Meeting of the Parliament 03 March 2026 [Draft]
The bill has always had a simple and widely supported purpose: to incorporate the European Charter of Local Self-Government into Scots law, giving local authorities clear legal rights to require ministers to act compatibly with the charter, and to ensure that Scotland meets the democratic standards that are expected across Europe. It strengthens local autonomy, improves transparency and provides councils with a meaningful safeguard if their role is undermined.
The bill was universally supported when it was originally passed, in February 2021. Getting it on to the statute book should have been the easy part. However, we are here five years later because the Scottish Government failed to act with any degree of urgency after the Supreme Court ruling in October 2021. In May 2022, the then Deputy First Minister promised to work “at pace” to bring forward amendments. However, for years, there was no timetable, no amendments and no visible progress.
COSLA highlighted the lack of apparent movement in early 2023. It is also important to say that the Law Society of Scotland highlighted that the delay
“is not in the interest of good law making”,
urging that any future bills that are dealt with by reconsideration following a Supreme Court decision should be dealt with within two years of that decision, to uphold that principle of good law making.
While all that has been going on—or has not been going on—the issues that local government faces and that make the bill an essential component of our democratic system have worsened. Over the past decade, councils have faced more than £7 billion in cumulative cuts. They have been asked to deliver more with less, absorb rising demand and inflationary pressure, and carry an unsustainable financial burden. They have somehow become administrators of Government policy rather than the autonomous decision-making bodies that they are. The Government needs to ask itself how it reconciles the language of local self-government with the lived reality of increasing centralisation, directed or ring-fenced funds for central policy decisions, and financial constraints.

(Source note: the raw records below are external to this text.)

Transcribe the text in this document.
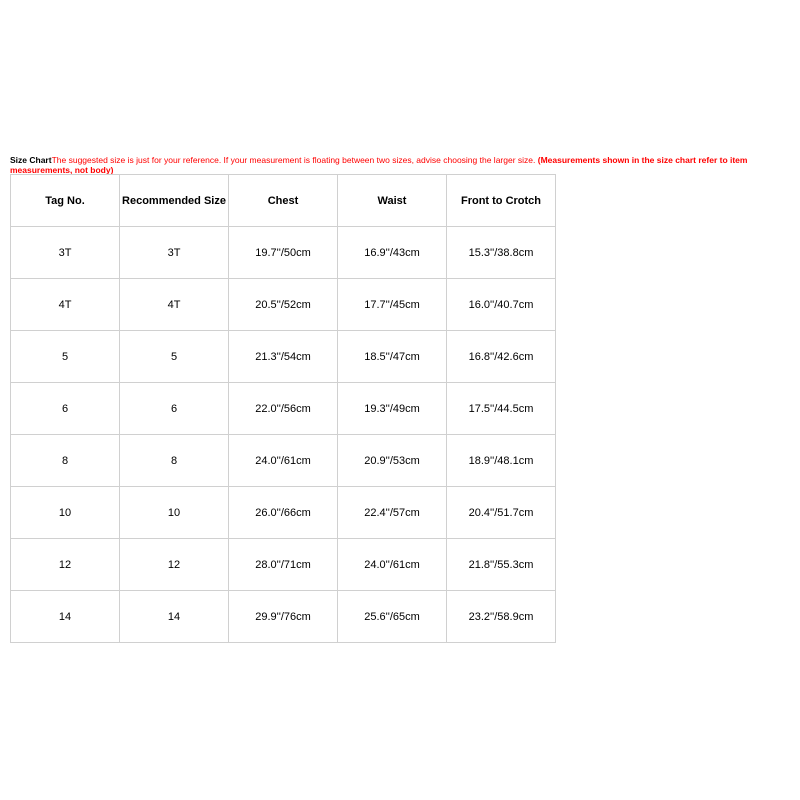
Size ChartThe suggested size is just for your reference. If your measurement is floating between two sizes, advise choosing the larger size. (Measurements shown in the size chart refer to item measurements, not body)
Tag No.	Recommended Size	Chest	Waist	Front to Crotch
3T	3T	19.7''/50cm	16.9''/43cm	15.3''/38.8cm
4T	4T	20.5''/52cm	17.7''/45cm	16.0''/40.7cm
5	5	21.3''/54cm	18.5''/47cm	16.8''/42.6cm
6	6	22.0''/56cm	19.3''/49cm	17.5''/44.5cm
8	8	24.0''/61cm	20.9''/53cm	18.9''/48.1cm
10	10	26.0''/66cm	22.4''/57cm	20.4''/51.7cm
12	12	28.0''/71cm	24.0''/61cm	21.8''/55.3cm
14	14	29.9''/76cm	25.6''/65cm	23.2''/58.9cm
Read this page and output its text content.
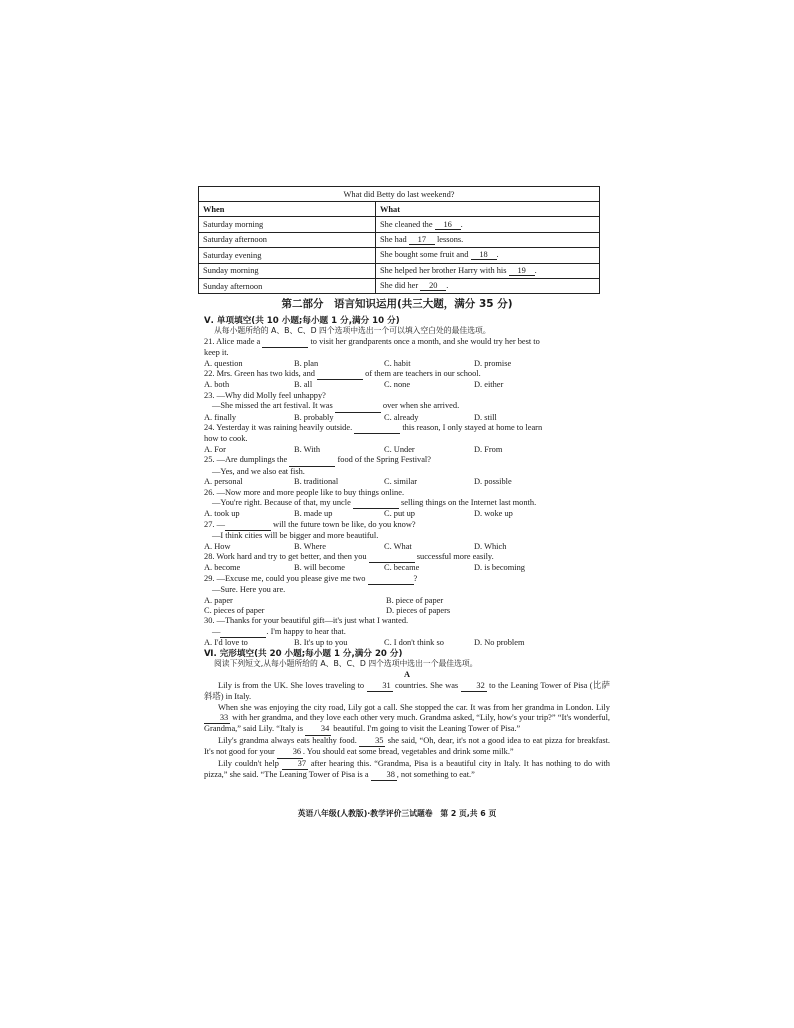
What did Betty do last weekend?	
When	What
Saturday morning	She cleaned the 16 .
Saturday afternoon	She had 17 lessons.
Saturday evening	She bought some fruit and 18 .
Sunday morning	She helped her brother Harry with his 19 .
Sunday afternoon	She did her 20 .
第二部分　语言知识运用(共三大题，满分 35 分)

Ⅴ. 单项填空(共 10 小题;每小题 1 分,满分 10 分)

从每小题所给的 A、B、C、D 四个选项中选出一个可以填入空白处的最佳选项。

21. Alice made a	to visit her grandparents once a month, and she would try her best to

keep it.

A. question	B. plan	C. habit	D. promise

22. Mrs. Green has two kids, and	of them are teachers in our school.

A. both	B. all	C. none	D. either

23. —Why did Molly feel unhappy?

—She missed the art festival. It was	over when she arrived.

A. finally	B. probably	C. already	D. still

24. Yesterday it was raining heavily outside.	this reason, I only stayed at home to learn

how to cook.

A. For	B. With	C. Under	D. From

25. —Are dumplings the	food of the Spring Festival?

—Yes, and we also eat fish.

A. personal	B. traditional	C. similar	D. possible

26. —Now more and more people like to buy things online.

—You're right. Because of that, my uncle	selling things on the Internet last month.

A. took up	B. made up	C. put up	D. woke up

27. —	will the future town be like, do you know?

—I think cities will be bigger and more beautiful.

A. How	B. Where	C. What	D. Which

28. Work hard and try to get better, and then you	successful more easily.

A. become	B. will become	C. became	D. is becoming

29. —Excuse me, could you please give me two	?

—Sure. Here you are.

A. paper	B. piece of paper
C. pieces of paper	D. pieces of papers

30. —Thanks for your beautiful gift—it's just what I wanted.

—	. I'm happy to hear that.

A. I'd love to	B. It's up to you	C. I don't think so	D. No problem

Ⅵ. 完形填空(共 20 小题;每小题 1 分,满分 20 分)

阅读下列短文,从每小题所给的 A、B、C、D 四个选项中选出一个最佳选项。

A

Lily is from the UK. She loves traveling to 31 countries. She was 32 to the Leaning Tower of Pisa (比萨斜塔) in Italy.

When she was enjoying the city road, Lily got a call. She stopped the car. It was from her grandma in London. Lily 33 with her grandma, and they love each other very much. Grandma asked, “Lily, how's your trip?” “It's wonderful, Grandma,” said Lily. “Italy is 34 beautiful. I'm going to visit the Leaning Tower of Pisa.”

Lily's grandma always eats healthy food. 35 she said, “Oh, dear, it's not a good idea to eat pizza for breakfast. It's not good for your 36 . You should eat some bread, vegetables and drink some milk.”

Lily couldn't help 37 after hearing this. “Grandma, Pisa is a beautiful city in Italy. It has nothing to do with pizza,” she said. “The Leaning Tower of Pisa is a 38 , not something to eat.”

英语八年级(人教版)·教学评价三试题卷　第 2 页,共 6 页
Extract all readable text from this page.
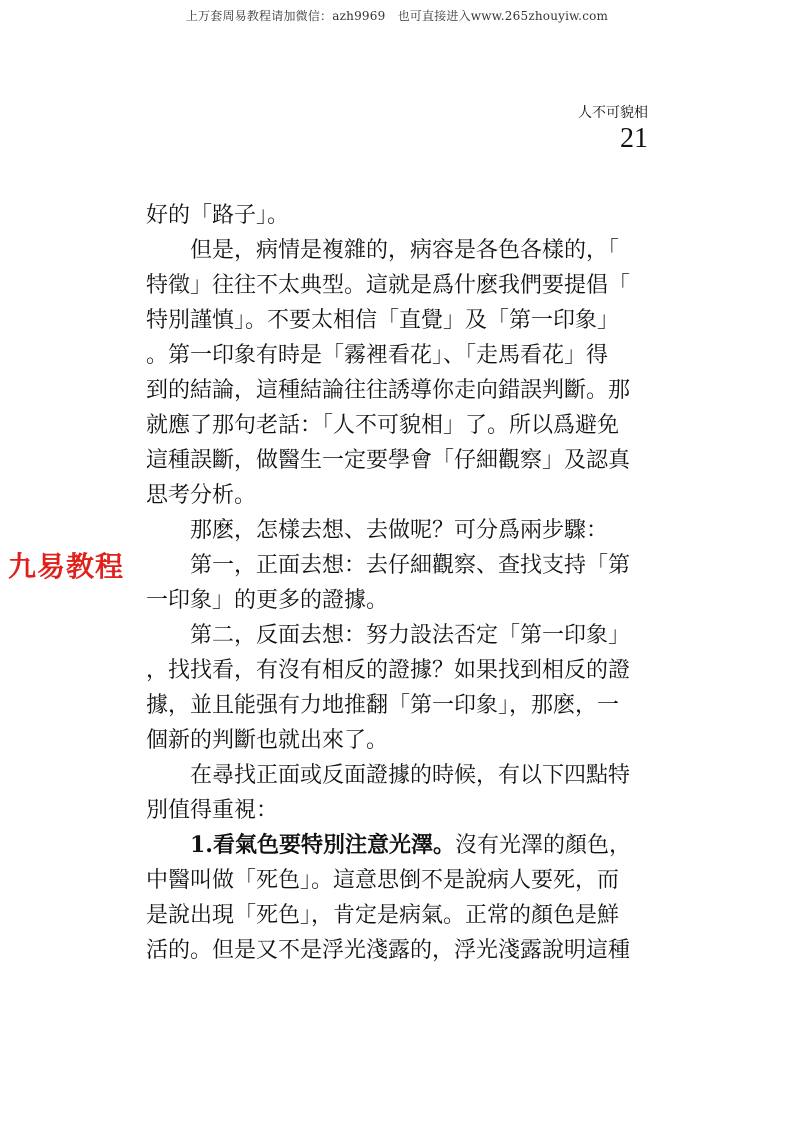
上万套周易教程请加微信：azh9969　也可直接进入www.265zhouyiw.com
人不可貌相
21
九易教程
好的「路子」。
但是，病情是複雜的，病容是各色各樣的，「
特徵」往往不太典型。這就是爲什麽我們要提倡「
特別謹慎」。不要太相信「直覺」及「第一印象」
。第一印象有時是「霧裡看花」、「走馬看花」得
到的結論，這種結論往往誘導你走向錯誤判斷。那
就應了那句老話：「人不可貌相」了。所以爲避免
這種誤斷，做醫生一定要學會「仔細觀察」及認真
思考分析。
那麽，怎樣去想、去做呢？可分爲兩步驟：
第一，正面去想：去仔細觀察、查找支持「第
一印象」的更多的證據。
第二，反面去想：努力設法否定「第一印象」
，找找看，有沒有相反的證據？如果找到相反的證
據，並且能强有力地推翻「第一印象」，那麽，一
個新的判斷也就出來了。
在尋找正面或反面證據的時候，有以下四點特
別值得重視：
1.看氣色要特別注意光澤。沒有光澤的顏色，
中醫叫做「死色」。這意思倒不是說病人要死，而
是說出現「死色」，肯定是病氣。正常的顏色是鮮
活的。但是又不是浮光淺露的，浮光淺露說明這種
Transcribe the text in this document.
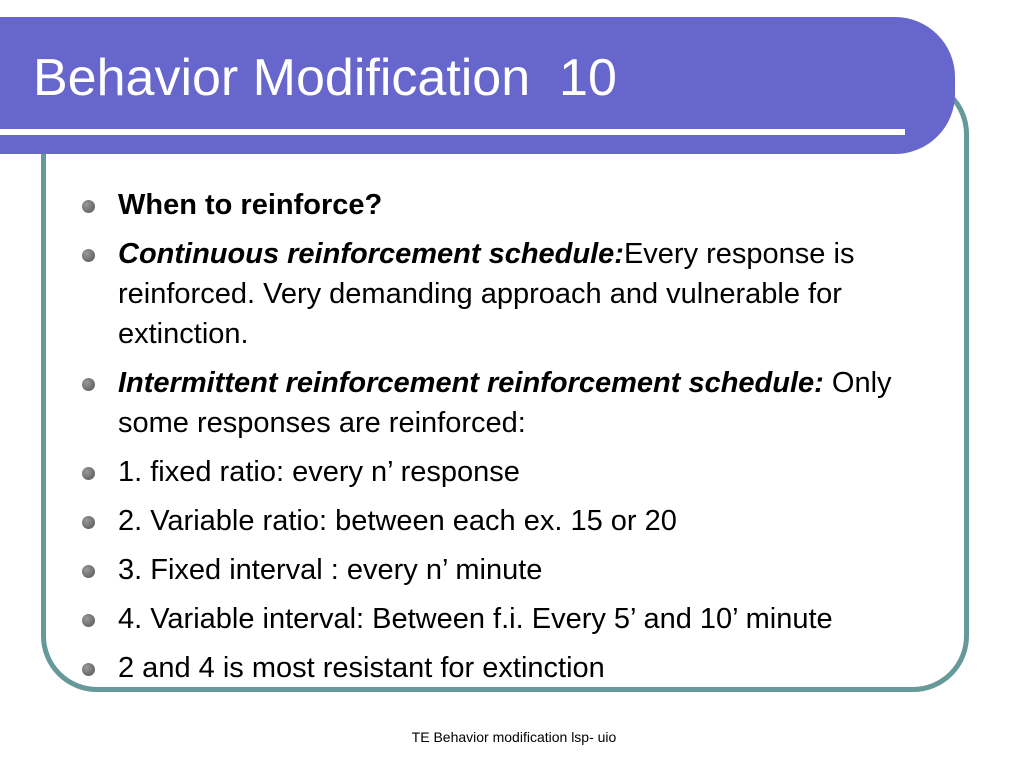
Behavior Modification  10
When to reinforce?
Continuous reinforcement schedule:Every response is reinforced. Very demanding approach and vulnerable for extinction.
Intermittent reinforcement reinforcement schedule: Only some responses are reinforced:
1. fixed ratio: every n’ response
2. Variable ratio: between each ex. 15 or 20
3. Fixed interval : every n’ minute
4. Variable interval: Between f.i. Every 5’ and 10’ minute
2 and 4 is most resistant for extinction
TE Behavior modification lsp- uio
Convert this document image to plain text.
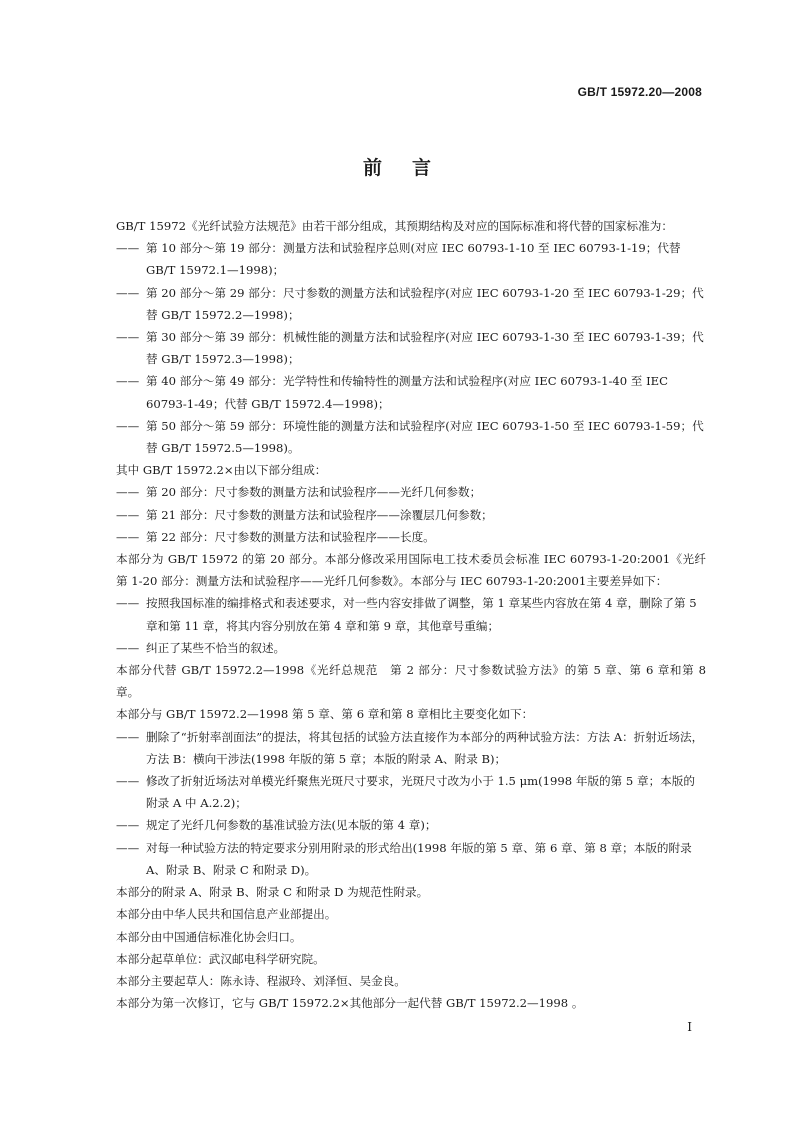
GB/T 15972.20—2008
前言

GB/T 15972《光纤试验方法规范》由若干部分组成，其预期结构及对应的国际标准和将代替的国家标准为：

—— 第 10 部分～第 19 部分：测量方法和试验程序总则(对应 IEC 60793-1-10 至 IEC 60793-1-19；代替 GB/T 15972.1—1998)；
—— 第 20 部分～第 29 部分：尺寸参数的测量方法和试验程序(对应 IEC 60793-1-20 至 IEC 60793-1-29；代替 GB/T 15972.2—1998)；
—— 第 30 部分～第 39 部分：机械性能的测量方法和试验程序(对应 IEC 60793-1-30 至 IEC 60793-1-39；代替 GB/T 15972.3—1998)；
—— 第 40 部分～第 49 部分：光学特性和传输特性的测量方法和试验程序(对应 IEC 60793-1-40 至 IEC 60793-1-49；代替 GB/T 15972.4—1998)；
—— 第 50 部分～第 59 部分：环境性能的测量方法和试验程序(对应 IEC 60793-1-50 至 IEC 60793-1-59；代替 GB/T 15972.5—1998)。

其中 GB/T 15972.2×由以下部分组成：

—— 第 20 部分：尺寸参数的测量方法和试验程序——光纤几何参数；
—— 第 21 部分：尺寸参数的测量方法和试验程序——涂覆层几何参数；
—— 第 22 部分：尺寸参数的测量方法和试验程序——长度。

本部分为 GB/T 15972 的第 20 部分。本部分修改采用国际电工技术委员会标准 IEC 60793-1-20:2001《光纤　第 1-20 部分：测量方法和试验程序——光纤几何参数》。本部分与 IEC 60793-1-20:2001主要差异如下：

—— 按照我国标准的编排格式和表述要求，对一些内容安排做了调整，第 1 章某些内容放在第 4 章，删除了第 5 章和第 11 章，将其内容分别放在第 4 章和第 9 章，其他章号重编；
—— 纠正了某些不恰当的叙述。

本部分代替 GB/T 15972.2—1998《光纤总规范　第 2 部分：尺寸参数试验方法》的第 5 章、第 6 章和第 8 章。

本部分与 GB/T 15972.2—1998 第 5 章、第 6 章和第 8 章相比主要变化如下：

—— 删除了“折射率剖面法”的提法，将其包括的试验方法直接作为本部分的两种试验方法：方法 A：折射近场法，方法 B：横向干涉法(1998 年版的第 5 章；本版的附录 A、附录 B)；
—— 修改了折射近场法对单模光纤聚焦光斑尺寸要求，光斑尺寸改为小于 1.5 μm(1998 年版的第 5 章；本版的附录 A 中 A.2.2)；
—— 规定了光纤几何参数的基准试验方法(见本版的第 4 章)；
—— 对每一种试验方法的特定要求分别用附录的形式给出(1998 年版的第 5 章、第 6 章、第 8 章；本版的附录 A、附录 B、附录 C 和附录 D)。

本部分的附录 A、附录 B、附录 C 和附录 D 为规范性附录。

本部分由中华人民共和国信息产业部提出。

本部分由中国通信标准化协会归口。

本部分起草单位：武汉邮电科学研究院。

本部分主要起草人：陈永诗、程淑玲、刘泽恒、吴金良。

本部分为第一次修订，它与 GB/T 15972.2×其他部分一起代替 GB/T 15972.2—1998 。

I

Rights on paper should surely be matched by respect in practice. Scottish Labour continues to support the legal rights and standards that are enshrined in the bill, but it is incumbent on the Government to get it right—to not just correct what the court identified but ensure that the additional changes that are now proposed genuinely avoid the risk of yet more delay. Local authorities cannot afford another constitutional detour. They need certainty, stability and, above all, a Government that treats them as partners, not administrators of centrally determined priorities.
The bill should not have taken the best part of six years, and it should not have required pressure from COSLA and others to reach this point, right at the end of the session. However, that is where we are. I ask the Parliament to finally approve a competent bill that embeds in Scots law the principles of subsidiarity, local democracy and mutual respect.